My name is Premraj.
It means ruled by love.
I received it during a time when my life was being profoundly reshaped by a deep inner process called Path of Love. It wasn’t something I chose lightly—it marked the end of one way of being and the beginning of another. By the end, I wasn’t the same person anymore, and I wanted my name to reflect that.
That work didn’t just change my story.
It changed my nervous system.
It changed how I meet people.
It changed how I listen.
For the last 12 years, I’ve had the privilege of studying and apprenticing with some of the most skilled somatic and trauma therapists in the world. I completed the three-year Somatic Experiencing training, followed by a two-year professional training in Hakomi—both body-based, nervous-system–oriented approaches to healing.
But what I offer isn’t a technique.
It’s an experience of safety.
Not the kind of safety we talk about intellectually—but the kind your body recognizes.
Because you can be safe on the outside and still feel braced, guarded, disconnected, or alone inside.

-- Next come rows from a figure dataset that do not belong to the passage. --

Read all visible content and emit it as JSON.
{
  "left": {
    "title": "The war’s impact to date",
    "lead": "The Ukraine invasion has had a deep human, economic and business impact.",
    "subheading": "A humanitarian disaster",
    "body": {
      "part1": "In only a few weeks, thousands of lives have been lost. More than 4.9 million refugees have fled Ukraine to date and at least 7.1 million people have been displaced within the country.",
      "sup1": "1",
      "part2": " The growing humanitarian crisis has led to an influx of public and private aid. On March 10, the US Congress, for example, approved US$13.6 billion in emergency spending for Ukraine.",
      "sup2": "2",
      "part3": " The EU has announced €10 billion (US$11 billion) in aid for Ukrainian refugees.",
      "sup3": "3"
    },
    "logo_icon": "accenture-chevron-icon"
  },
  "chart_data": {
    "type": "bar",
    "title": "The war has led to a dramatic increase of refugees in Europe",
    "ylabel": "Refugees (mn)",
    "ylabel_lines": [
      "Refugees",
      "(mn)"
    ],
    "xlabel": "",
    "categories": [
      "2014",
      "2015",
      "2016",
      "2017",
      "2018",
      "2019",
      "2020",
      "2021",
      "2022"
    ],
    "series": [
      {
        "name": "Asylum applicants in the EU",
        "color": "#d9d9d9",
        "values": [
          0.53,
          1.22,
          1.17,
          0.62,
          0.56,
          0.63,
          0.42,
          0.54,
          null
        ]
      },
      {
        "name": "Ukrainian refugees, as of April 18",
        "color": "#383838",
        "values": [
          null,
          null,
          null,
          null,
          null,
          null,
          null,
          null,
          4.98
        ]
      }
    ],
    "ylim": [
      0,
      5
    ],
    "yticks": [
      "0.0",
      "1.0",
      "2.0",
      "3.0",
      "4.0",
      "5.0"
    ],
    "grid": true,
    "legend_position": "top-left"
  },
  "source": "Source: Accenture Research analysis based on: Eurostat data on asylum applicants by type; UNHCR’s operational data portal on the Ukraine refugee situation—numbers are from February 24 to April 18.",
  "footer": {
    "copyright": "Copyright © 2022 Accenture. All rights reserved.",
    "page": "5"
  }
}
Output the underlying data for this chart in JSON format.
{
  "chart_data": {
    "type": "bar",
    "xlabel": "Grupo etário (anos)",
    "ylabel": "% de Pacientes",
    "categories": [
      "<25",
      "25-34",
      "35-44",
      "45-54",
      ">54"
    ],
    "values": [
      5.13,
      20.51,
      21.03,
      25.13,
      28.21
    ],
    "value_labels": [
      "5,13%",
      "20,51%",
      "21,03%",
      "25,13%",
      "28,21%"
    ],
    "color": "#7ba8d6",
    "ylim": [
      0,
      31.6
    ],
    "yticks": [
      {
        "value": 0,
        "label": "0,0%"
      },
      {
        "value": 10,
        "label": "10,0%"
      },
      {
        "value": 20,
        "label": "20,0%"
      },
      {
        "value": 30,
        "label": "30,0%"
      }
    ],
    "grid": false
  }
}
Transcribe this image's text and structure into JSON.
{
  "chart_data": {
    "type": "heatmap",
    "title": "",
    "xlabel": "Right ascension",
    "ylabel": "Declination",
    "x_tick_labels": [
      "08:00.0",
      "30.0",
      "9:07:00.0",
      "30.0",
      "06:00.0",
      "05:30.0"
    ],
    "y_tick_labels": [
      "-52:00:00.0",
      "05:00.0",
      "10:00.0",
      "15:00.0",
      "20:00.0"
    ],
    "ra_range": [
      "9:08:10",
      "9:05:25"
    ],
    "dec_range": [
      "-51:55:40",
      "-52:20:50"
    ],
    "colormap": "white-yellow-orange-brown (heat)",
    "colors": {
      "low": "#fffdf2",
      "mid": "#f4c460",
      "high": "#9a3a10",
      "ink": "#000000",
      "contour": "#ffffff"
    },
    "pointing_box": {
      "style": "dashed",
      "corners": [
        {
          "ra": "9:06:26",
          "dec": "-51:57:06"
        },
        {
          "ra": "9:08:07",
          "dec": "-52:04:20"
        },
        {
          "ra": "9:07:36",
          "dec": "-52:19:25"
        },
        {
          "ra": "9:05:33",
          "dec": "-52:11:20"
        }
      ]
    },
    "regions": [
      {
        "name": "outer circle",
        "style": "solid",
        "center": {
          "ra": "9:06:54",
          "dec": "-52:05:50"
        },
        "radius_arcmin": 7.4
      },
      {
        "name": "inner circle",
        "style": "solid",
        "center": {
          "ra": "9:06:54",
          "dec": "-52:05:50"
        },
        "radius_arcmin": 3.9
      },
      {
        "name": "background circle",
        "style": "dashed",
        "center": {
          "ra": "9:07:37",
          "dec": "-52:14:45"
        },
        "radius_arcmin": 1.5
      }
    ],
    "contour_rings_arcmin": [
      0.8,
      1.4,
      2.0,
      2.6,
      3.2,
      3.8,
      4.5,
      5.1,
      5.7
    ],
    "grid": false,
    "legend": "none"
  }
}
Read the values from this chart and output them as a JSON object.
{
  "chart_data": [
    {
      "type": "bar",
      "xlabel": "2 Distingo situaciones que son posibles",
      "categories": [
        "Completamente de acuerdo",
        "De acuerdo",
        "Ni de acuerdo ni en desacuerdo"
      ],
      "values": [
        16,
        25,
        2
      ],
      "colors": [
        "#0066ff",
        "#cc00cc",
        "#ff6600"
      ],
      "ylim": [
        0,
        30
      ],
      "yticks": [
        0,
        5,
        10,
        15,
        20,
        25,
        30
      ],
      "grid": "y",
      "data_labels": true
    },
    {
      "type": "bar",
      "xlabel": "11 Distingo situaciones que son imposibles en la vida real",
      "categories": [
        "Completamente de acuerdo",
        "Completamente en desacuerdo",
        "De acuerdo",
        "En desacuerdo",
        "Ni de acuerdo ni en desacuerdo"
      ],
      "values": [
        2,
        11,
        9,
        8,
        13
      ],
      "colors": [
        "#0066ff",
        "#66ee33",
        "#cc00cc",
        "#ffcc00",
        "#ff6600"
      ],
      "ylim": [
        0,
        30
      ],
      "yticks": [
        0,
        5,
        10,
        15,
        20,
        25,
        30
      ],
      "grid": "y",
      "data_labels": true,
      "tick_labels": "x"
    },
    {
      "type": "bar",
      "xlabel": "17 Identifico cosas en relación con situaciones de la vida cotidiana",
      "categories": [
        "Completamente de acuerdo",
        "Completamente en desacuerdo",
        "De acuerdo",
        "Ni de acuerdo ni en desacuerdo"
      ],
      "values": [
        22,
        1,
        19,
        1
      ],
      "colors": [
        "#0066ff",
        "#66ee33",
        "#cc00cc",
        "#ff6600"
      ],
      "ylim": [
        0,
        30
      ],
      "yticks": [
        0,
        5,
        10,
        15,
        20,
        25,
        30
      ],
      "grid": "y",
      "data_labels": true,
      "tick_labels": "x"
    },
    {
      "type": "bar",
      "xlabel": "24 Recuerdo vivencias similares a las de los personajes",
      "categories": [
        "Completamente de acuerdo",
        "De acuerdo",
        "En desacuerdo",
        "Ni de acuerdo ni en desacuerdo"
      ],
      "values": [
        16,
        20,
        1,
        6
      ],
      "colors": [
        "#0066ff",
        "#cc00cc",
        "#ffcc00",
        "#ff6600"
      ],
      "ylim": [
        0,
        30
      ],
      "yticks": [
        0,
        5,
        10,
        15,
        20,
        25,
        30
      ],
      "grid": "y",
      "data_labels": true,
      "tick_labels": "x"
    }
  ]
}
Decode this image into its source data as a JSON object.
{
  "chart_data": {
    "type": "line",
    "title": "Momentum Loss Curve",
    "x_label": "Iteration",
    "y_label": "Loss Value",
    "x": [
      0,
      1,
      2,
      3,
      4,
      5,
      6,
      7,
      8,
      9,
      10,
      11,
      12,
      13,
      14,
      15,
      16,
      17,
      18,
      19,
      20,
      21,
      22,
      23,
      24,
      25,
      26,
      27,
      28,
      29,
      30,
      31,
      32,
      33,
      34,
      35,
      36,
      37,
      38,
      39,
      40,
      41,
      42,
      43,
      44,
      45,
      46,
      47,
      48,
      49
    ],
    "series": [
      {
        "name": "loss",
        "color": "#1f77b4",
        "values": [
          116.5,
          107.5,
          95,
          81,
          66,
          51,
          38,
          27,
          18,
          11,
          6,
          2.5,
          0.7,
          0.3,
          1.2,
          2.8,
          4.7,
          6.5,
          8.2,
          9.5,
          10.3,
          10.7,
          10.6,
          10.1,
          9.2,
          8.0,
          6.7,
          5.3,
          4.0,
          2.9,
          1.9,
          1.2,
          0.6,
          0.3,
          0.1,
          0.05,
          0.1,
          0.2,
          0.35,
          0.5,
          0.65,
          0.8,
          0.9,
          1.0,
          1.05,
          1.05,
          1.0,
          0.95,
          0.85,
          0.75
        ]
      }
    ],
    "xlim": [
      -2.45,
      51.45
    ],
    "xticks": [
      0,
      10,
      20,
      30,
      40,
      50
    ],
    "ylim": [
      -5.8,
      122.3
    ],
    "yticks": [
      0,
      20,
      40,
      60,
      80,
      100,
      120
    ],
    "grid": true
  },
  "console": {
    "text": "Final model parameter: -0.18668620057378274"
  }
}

I know this not just professionally, but personally.
For a long time, I didn’t realize I was living with trauma. My once happy world slowly became smaller. Things that brought me joy began to flatten. Eventually, even music and movement disappeared from my life. My system was protecting me, but I didn’t understand that yet.
And then one day, in a somatic session, something shifted.
I suddenly noticed the mountains in the distance. I could feel the world again. I could feel myself walking, breathing, being. There was a lightness I hadn’t felt in years.
That was the moment I understood:
Trauma isn’t just what happened to us.
It’s what happens inside us when connection disappears.
And healing is not about fixing—
it’s about remembering.
My work is about helping your nervous system rediscover safety, curiosity, and choice.
It’s slow.
It’s relational.
It’s deeply respectful of your timing.
I don’t push.
I don’t override.
I don’t pathologize what your system learned to do to survive.
Together, we listen.
Often, younger parts of you will come forward—moments when something important happened and you had to face it alone. We don’t rush those moments. We meet them with presence, with gentleness, with enough safety for something new to become possible.
Because real change doesn’t happen through insight alone.
It happens when your body finally feels:
“I’m not alone with this anymore.”
People often tell me that in our work, they feel more spacious. More alive. More themselves. That they don’t need to fix, or have anything figured out. That they begin to sense options where only reactions used to be. That they can pause. Choose. Breathe.
That’s what I offer.
Not a quick fix.
Not a performance.
But a place where all of you is welcome.
And where, slowly, something inside you remembers how to come home.